Twelve patients with active rheumatoid arthritis supplemented their usual diet with 20 gm of Max-EPA fish oil, daily, for 6 weeks. Following this supplementation, the ratio of arachidonic acid to eicosapentaenoic acid in the patients' neutrophil cellular lipids decreased from 81:1 to 2.7:1, and the mean generation of leukotriene B4 (with calcium ionophore stimulation) significantly declined by 33%. The mean neutrophil chemotaxis to both leukotriene B4 and FMLP significantly increased toward the normal range at week 6. The generation of 5-lipoxygenase products by calcium ionophore-stimulated monocytes was not significantly suppressed, but a significant decline (37%) in platelet-activating factor generation was noted at week 6. The modulation of these measures of leukocyte inflammatory potential suggests that fish oil supplementation may have an antiinflammatory effect.

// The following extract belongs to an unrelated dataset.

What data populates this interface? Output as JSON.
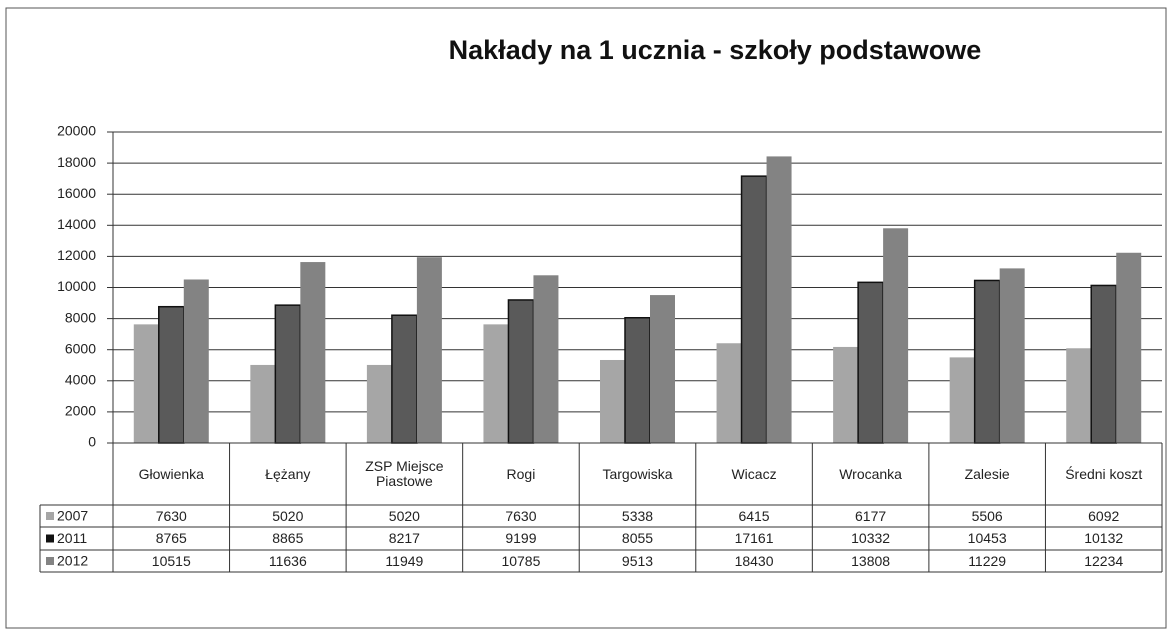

Effect of dietary enrichment with eicosapentaenoic and docosahexaenoic acids on in vitro neutrophil and monocyte leukotriene generation and neutrophil function.

The effects of dietary fish-oil fatty acids on the function of the 5-lipoxygenase pathway of peripheral-blood polymorphonuclear leukocytes and monocytes were determined in seven normal subjects who supplemented their usual diet for six weeks with daily doses of triglycerides containing 3.2 g of eicosapentaenoic acid and 2.2 g of docosahexaenoic acid. The diet increased the eicosapentaenoic acid content in neutrophils and monocytes more than sevenfold, without changing the quantities of arachidonic acid and docosahexaenoic acid. When the neutrophils were activated, the release of [3H]arachidonic acid and its labeled metabolites was reduced by a mean of 37 per cent, and the maximum generation of three products of the 5-lipoxygenase pathway was reduced by more than 48 per cent. The ionophore-induced release of [3H]arachidonic acid and its labeled metabolites from monocytes in monolayers was reduced by a mean of 39 per cent, and the generation of leukotriene B4 by 58 per cent. The adherence of neutrophils to bovine endothelial-cell monolayers pretreated with leukotriene B4 was inhibited completely, and their average chemotactic response to leukotriene B4 was inhibited by 70 per cent, as compared with values determined before the diet was begun and six weeks after its discontinuation. We conclude that diets enriched with fish-oil-derived fatty acids may have antiinflammatory effects by inhibiting the 5-lipoxygenase pathway in neutrophils and monocytes and inhibiting the leukotriene B4-mediated functions of neutrophils.